Cette critique est dure, et pourtant elle reste intérieure au convivialisme dans la mesure où (cf. son Manifeste) il part de l’impuissance de l’humanité « à résoudre son problème essentiel : comment gérer la rivalité et la violence entre les êtres humains ? […] ».

Lorsque je dis que « la destruction mutuelle est la pierre de touche de l’approche » que je propose, c’est équivalent.

J’en déduis que « notre projet », quel que soit le nom qu’on lui donne, est politique, et que cette notion, sans renoncer aux disciplines « scientifiques » d’information, de cohérence et de vérification expérimentale, en tant que politique, elle les « dépasse ».

Les propositions que je fais ?

Si la destruction mutuelle, et donc les conflits inutiles et les souffrances évitables, sont la pierre de touche, renonçons à tout esprit de domination et mettons en œuvre une politique de concordance.
Cela passe par l’ajustement de tous nos comportements à la série de ces critères et déploie pour le mouvement une perspective d’évolution qui est rigoureusement soumise à une exigence d’auto similarité : structures et personnes, à chaque étape se réajustent à ces critères.Il en résulte un renoncement à tous les arguments d’autorité (un choix dont je considère qu’il doit être affiché, d’où mon insistance sur le fait qu’il s’agit d’une approche « négative »)…
– Au plan intellectuel, c’est l’abandon de toute prétention métaphysique ou politique à l’universalité, avec ce que cela implique de réinterprétation des acquis.
– Au plan politique, c’est la renonciation à la force et la concentration exclusive sur les seules actions communes qui émergent du choix libre et conscient des acteurs.

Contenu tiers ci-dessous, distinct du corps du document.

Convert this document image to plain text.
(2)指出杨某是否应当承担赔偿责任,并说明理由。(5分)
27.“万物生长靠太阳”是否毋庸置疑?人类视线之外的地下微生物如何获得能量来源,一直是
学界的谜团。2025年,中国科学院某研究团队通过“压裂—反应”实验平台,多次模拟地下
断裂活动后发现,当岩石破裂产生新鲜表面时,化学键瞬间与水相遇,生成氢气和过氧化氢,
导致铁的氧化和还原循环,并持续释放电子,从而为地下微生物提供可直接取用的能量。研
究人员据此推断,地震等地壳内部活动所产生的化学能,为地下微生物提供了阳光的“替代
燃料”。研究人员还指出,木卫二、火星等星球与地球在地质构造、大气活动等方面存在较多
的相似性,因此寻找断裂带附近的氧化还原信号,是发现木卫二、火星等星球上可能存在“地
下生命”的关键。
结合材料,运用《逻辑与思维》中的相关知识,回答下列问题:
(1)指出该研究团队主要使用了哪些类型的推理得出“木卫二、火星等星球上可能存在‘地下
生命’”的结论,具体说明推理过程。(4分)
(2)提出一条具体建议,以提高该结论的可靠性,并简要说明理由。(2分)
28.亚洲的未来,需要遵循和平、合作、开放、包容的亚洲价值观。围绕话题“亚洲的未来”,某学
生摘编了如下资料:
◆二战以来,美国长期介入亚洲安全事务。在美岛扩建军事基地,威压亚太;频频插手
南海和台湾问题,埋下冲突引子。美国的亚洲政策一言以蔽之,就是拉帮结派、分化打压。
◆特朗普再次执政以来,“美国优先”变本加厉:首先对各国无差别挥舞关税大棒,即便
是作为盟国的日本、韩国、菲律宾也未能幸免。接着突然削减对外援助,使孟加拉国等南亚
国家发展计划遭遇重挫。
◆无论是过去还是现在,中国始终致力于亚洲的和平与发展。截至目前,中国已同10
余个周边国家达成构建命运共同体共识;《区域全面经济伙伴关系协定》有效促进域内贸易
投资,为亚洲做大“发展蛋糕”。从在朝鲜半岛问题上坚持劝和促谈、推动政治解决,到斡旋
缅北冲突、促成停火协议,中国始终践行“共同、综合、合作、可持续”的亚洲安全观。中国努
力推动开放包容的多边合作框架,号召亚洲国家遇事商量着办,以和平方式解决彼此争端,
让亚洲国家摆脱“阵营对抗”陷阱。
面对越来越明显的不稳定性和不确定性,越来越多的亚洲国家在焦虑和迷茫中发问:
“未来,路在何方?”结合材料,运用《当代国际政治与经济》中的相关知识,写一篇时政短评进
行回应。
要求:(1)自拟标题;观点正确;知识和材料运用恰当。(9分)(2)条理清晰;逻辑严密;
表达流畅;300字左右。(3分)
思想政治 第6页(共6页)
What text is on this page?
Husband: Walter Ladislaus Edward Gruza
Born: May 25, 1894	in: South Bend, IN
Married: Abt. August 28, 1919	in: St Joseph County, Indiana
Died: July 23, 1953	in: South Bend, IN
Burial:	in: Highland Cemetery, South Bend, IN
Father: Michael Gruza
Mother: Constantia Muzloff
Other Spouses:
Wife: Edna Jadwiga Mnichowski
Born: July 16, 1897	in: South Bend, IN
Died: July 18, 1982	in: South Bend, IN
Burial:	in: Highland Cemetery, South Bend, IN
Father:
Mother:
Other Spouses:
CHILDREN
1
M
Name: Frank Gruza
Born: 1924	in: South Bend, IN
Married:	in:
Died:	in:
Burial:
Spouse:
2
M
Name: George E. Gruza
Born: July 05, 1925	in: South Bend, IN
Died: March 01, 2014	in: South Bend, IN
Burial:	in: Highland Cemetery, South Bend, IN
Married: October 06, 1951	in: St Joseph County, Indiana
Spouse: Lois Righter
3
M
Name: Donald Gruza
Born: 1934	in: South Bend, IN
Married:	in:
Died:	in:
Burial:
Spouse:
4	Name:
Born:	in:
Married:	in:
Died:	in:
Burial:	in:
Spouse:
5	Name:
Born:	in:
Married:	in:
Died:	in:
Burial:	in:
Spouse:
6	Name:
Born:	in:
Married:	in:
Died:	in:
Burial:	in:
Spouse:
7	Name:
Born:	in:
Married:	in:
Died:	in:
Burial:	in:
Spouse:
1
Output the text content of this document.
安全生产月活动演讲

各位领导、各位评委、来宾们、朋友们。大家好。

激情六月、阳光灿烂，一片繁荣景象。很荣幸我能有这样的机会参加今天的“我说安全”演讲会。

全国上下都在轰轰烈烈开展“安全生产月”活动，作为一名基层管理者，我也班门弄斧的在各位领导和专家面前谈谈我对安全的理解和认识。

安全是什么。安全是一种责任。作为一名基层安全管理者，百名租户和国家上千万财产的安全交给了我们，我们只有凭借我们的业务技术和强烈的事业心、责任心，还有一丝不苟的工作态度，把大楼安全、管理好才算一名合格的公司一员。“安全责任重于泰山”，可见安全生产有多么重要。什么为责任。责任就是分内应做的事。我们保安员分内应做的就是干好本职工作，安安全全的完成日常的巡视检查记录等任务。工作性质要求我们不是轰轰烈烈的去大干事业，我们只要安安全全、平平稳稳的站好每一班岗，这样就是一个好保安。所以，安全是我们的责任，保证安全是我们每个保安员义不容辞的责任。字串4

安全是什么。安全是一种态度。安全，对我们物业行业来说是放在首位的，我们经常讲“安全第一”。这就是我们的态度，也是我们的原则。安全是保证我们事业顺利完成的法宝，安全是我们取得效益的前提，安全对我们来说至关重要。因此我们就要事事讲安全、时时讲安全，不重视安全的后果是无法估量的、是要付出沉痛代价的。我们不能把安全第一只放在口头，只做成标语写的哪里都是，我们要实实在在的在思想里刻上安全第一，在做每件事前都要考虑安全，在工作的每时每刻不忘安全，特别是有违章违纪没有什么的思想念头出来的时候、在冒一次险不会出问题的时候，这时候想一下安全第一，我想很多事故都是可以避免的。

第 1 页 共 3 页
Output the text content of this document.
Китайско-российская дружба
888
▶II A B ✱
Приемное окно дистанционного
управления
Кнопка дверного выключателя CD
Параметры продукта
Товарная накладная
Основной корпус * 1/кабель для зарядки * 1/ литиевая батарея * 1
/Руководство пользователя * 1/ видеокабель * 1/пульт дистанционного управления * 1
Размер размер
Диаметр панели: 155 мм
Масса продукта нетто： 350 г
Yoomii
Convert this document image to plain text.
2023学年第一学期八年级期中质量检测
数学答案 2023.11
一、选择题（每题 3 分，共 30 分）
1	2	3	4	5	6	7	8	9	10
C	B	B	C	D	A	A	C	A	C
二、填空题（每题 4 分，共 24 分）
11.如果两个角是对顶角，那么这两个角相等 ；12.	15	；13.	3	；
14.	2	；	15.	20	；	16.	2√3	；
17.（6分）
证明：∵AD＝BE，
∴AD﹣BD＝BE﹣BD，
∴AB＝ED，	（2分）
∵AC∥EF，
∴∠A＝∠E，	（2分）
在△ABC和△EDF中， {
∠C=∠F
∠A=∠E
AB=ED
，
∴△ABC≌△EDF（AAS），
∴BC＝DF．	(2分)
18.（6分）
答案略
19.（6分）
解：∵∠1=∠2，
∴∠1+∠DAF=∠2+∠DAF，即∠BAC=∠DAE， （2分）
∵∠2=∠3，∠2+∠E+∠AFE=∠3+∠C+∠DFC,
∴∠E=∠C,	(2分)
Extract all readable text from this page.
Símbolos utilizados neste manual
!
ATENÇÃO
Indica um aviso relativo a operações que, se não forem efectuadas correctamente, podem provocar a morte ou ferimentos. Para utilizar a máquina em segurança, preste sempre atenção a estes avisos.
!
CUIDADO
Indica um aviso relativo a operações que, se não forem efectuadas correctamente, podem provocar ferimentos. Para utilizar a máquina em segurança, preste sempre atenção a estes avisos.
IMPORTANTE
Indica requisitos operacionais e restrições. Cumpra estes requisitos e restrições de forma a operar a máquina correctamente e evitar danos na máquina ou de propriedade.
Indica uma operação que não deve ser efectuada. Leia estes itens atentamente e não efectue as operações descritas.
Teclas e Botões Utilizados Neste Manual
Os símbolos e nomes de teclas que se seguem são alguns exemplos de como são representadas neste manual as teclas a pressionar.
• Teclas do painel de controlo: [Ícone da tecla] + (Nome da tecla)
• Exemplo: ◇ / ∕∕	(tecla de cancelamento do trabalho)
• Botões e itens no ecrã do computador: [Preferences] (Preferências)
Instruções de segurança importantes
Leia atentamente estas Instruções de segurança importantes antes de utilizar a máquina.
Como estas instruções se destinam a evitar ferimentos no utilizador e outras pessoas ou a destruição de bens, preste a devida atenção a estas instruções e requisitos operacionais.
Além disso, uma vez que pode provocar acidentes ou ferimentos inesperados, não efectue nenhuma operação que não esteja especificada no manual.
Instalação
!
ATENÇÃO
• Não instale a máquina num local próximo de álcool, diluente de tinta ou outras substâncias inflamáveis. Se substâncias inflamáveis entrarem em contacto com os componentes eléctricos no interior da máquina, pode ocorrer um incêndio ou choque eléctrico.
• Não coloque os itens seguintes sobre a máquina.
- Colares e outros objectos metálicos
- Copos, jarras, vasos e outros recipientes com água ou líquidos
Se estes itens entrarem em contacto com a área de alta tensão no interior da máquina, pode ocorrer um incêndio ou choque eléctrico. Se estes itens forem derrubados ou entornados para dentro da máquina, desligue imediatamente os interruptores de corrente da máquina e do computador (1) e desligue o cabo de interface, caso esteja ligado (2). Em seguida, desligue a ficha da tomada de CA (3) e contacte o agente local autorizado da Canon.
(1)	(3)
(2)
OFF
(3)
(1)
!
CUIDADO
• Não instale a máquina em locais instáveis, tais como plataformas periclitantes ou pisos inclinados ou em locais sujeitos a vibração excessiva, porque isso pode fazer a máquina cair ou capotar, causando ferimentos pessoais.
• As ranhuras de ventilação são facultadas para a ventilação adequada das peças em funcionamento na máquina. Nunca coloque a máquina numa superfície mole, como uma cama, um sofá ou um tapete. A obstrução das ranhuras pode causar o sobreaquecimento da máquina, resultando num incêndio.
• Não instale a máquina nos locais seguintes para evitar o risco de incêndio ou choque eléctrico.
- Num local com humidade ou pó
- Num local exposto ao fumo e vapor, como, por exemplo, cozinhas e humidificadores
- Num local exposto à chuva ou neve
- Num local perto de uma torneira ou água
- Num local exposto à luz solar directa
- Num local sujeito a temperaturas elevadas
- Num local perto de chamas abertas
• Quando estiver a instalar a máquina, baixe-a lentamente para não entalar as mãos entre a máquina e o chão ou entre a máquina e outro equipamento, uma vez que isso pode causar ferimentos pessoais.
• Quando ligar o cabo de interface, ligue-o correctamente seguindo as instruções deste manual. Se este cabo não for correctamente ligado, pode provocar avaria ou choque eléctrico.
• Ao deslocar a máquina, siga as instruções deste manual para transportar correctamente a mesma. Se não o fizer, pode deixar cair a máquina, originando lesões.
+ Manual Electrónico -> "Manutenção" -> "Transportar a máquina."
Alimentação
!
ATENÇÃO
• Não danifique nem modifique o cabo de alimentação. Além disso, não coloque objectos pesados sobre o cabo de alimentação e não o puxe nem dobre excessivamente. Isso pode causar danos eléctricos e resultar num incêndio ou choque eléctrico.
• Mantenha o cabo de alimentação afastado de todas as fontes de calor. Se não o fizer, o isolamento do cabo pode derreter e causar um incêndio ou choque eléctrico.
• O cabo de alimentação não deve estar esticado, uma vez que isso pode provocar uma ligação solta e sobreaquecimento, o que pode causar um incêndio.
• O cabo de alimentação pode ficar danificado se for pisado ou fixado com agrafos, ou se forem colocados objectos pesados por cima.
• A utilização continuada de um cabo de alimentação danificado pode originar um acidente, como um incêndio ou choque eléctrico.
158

Tout cela est trop général, bien entendu. Il ne s’agissait là que de donner un aperçu en attendant des développements plus détaillés, à commencer par ceux qui apparaîtront dans ce qui me reste à mettre en ligne de « critique du convivialisme ».

Bien cordialement et à demain, puisque nous nous croiserons et, avec un peu de chance, nous nous rencontrerons à l’occasion de la réunion à l’Institut de France : « Ce que la misère donne à penser ».